Это был не гром, хотя и чувствовалось приближение дождя. Поверхность воды отливала свинцом. Резкие порывы ветра вспахивали белым барашком серость воды. Затем снова глухие удары. Или гром. Нет, скорее удары. Слишком равномерные для раскатов грома.

Сегодня должно случиться что-то смертельное. Что-то окончательное.

Я встал и медленно пошел к старому теннисному корту.

В голове взбухала нудная боль. Такая бывает перед солнечным ударом. Неужели из-за этих бум-бум?

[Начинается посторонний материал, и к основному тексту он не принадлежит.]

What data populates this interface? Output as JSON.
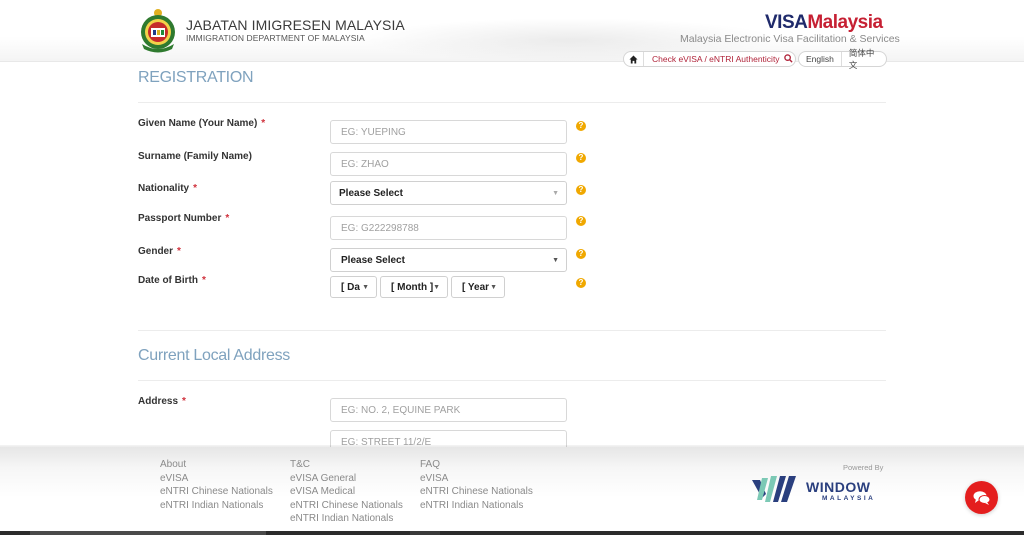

Теннисный корт был заброшенным и заросшим. Два ржавых столбика в зелени травы и ржавая металлическая сетка по бокам. Одно поколение назад за кортом ухаживали. На выходной к нам наехал один крупный покупатель из кливлендского магазина. Отец прослышал, будто тот обожает теннис, и хотя сам он не играл и особого удовольствия в строительстве площадки для нас, детей, не находил, по этому случаю пришли специалисты. Проснувшись в воскресенье в полдень, покупатель обнаружил, что для него готов корт. Но накануне вечером состоялся покер, человек страдал от похмелья, и он даже не пошел смотреть на корт. Он тогда сел на крыльцо, взглянул на пролив, сказал, что тот напоминает ему озеро Эри, и объявил, что уезжает рано.

В то лето мы с Майклом бесились на корте. Но к следующей весне глиняное покрытие треснуло, а зимние морозы выдавили из земли несколько на удивление крупных валунов (откуда только?).

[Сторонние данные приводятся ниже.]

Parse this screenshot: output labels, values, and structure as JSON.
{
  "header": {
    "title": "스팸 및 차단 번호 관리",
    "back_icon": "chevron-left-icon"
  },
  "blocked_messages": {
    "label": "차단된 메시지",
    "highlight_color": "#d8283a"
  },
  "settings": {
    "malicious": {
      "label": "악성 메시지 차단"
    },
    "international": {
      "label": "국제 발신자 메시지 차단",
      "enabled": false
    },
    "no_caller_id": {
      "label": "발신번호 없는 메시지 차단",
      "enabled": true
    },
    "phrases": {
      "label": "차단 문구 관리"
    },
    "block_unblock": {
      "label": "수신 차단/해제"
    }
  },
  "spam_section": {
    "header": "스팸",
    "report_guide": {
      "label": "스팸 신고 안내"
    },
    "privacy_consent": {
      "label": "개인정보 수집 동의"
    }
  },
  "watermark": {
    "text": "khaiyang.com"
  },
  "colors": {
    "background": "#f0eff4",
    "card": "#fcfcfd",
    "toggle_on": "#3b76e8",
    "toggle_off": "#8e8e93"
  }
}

Сейчас, спустя одно поколение, корт еще оставался кортом — четырехугольником, поросшим зеленью, еще одной вещью, так и не оцененной, которая отмечала вехи жизни моего отца, как рояль, как моторная лодка — вещи, которые он приобретал, но от которых он так и не вкусил прелесть жизни. Добавь к ним, подумал я, и мать.

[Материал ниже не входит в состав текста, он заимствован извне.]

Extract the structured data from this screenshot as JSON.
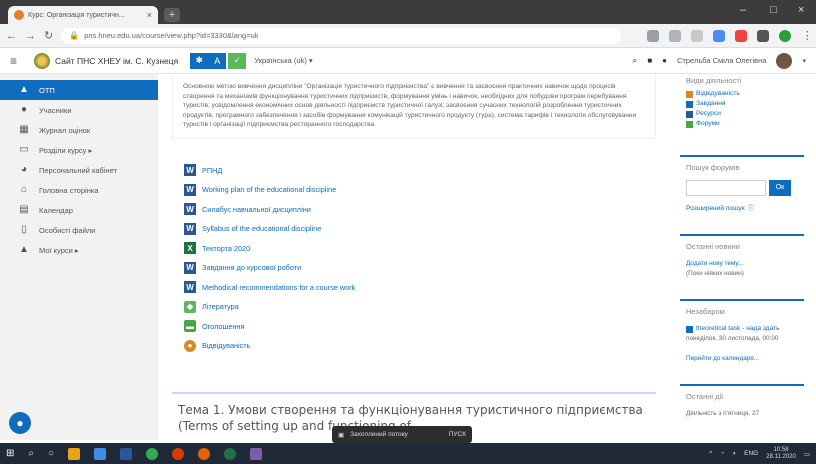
{
  "browser": {
    "tab_title": "Курс: Організація туристичн...",
    "tab_close": "×",
    "new_tab": "+",
    "url": "pns.hneu.edu.ua/course/view.php?id=3330&lang=uk",
    "win_min": "–",
    "win_max": "□",
    "win_close": "×"
  },
  "navbar": {
    "site_name": "Сайт ПНС ХНЕУ ім. С. Кузнеця",
    "language": "Українська (uk) ▾",
    "user_name": "Стрельба Сміла Олегівна"
  },
  "drawer": {
    "items": [
      {
        "label": "ОТП",
        "icon": "graduation-cap-icon"
      },
      {
        "label": "Учасники",
        "icon": "users-icon"
      },
      {
        "label": "Журнал оцінок",
        "icon": "table-icon"
      },
      {
        "label": "Розділи курсу ▸",
        "icon": "folder-icon"
      },
      {
        "label": "Персональний кабінет",
        "icon": "dashboard-icon"
      },
      {
        "label": "Головна сторінка",
        "icon": "home-icon"
      },
      {
        "label": "Календар",
        "icon": "calendar-icon"
      },
      {
        "label": "Особисті файли",
        "icon": "file-icon"
      },
      {
        "label": "Мої курси ▸",
        "icon": "graduation-cap-icon"
      }
    ]
  },
  "main": {
    "description": "Основною метою вивчення дисципліни \"Організація туристичного підприємства\" є вивчення та засвоєння практичних навичок щодо процесів створення та механізмів функціонування туристичних підприємств, формування умінь і навичок, необхідних для побудови програм перебування туристів; усвідомлення економічних основ діяльності підприємств туристичної галузі; засвоєння сучасних технологій розроблення туристичних продуктів, програмного забезпечення і засобів формування комунікацій туристичного продукту (тура), система тарифів і технологія обслуговування туристів і організації підприємства ресторанного господарства.",
    "resources": [
      {
        "label": "РПНД",
        "icon": "word-icon"
      },
      {
        "label": "Working plan of the educational discipline",
        "icon": "word-icon"
      },
      {
        "label": "Силабус навчальної дисципліни",
        "icon": "word-icon"
      },
      {
        "label": "Syllabus of the educational discipline",
        "icon": "word-icon"
      },
      {
        "label": "Текторта 2020",
        "icon": "excel-icon"
      },
      {
        "label": "Завдання до курсової роботи",
        "icon": "word-icon"
      },
      {
        "label": "Methodical recommendations for a course work",
        "icon": "word-icon"
      },
      {
        "label": "Література",
        "icon": "book-icon"
      },
      {
        "label": "Оголошення",
        "icon": "forum-icon"
      },
      {
        "label": "Відвідуваність",
        "icon": "attendance-icon"
      }
    ],
    "topic_title": "Тема 1. Умови створення та функціонування туристичного підприємства (Terms of setting up and functioning of"
  },
  "right": {
    "activities_title": "Види діяльності",
    "activities": [
      {
        "label": "Відвідуваність",
        "color": "#d58c1f"
      },
      {
        "label": "Завдання",
        "color": "#0f6cbf"
      },
      {
        "label": "Ресурси",
        "color": "#2b5797"
      },
      {
        "label": "Форуми",
        "color": "#4aa54a"
      }
    ],
    "search_title": "Пошук форумів",
    "search_button": "Ок",
    "advanced_search": "Розширений пошук",
    "news_title": "Останні новини",
    "news_add": "Додати нову тему...",
    "news_empty": "(Поки ніяких новин)",
    "upcoming_title": "Незабаром",
    "upcoming_item": "theoretical task - нада здать",
    "upcoming_date": "понеділок, 30 листопада, 00:00",
    "calendar_link": "Перейти до календаря...",
    "recent_title": "Останні дії",
    "recent_text": "Діяльність з п'ятниця, 27"
  },
  "chat": {
    "label": "Захоплений потоку",
    "action": "ПУСК"
  },
  "taskbar": {
    "lang": "ENG",
    "time": "10:58",
    "date": "28.11.2020"
  }
}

Удары стали тяжелее. Гул несся над темнеющим проливом. Я ощутил себя помещенным в огромный барабан, уши чувствовали больше давления, чем сам звук.

Тяжелыми, беззвучными каплями посыпался дождь. Я вспомнил о дожде в Хиросиме, из какой-то книги.

Я стоял посреди теннисного корта и думал: что же ценил мой отец, что же ему было действительно дорого, если отбросить все эти покупки, которыми он пренебрегал? Где те настоящие вещи? Что осталось, думал я, от усилий и страсти, от безумной энергии его жизни?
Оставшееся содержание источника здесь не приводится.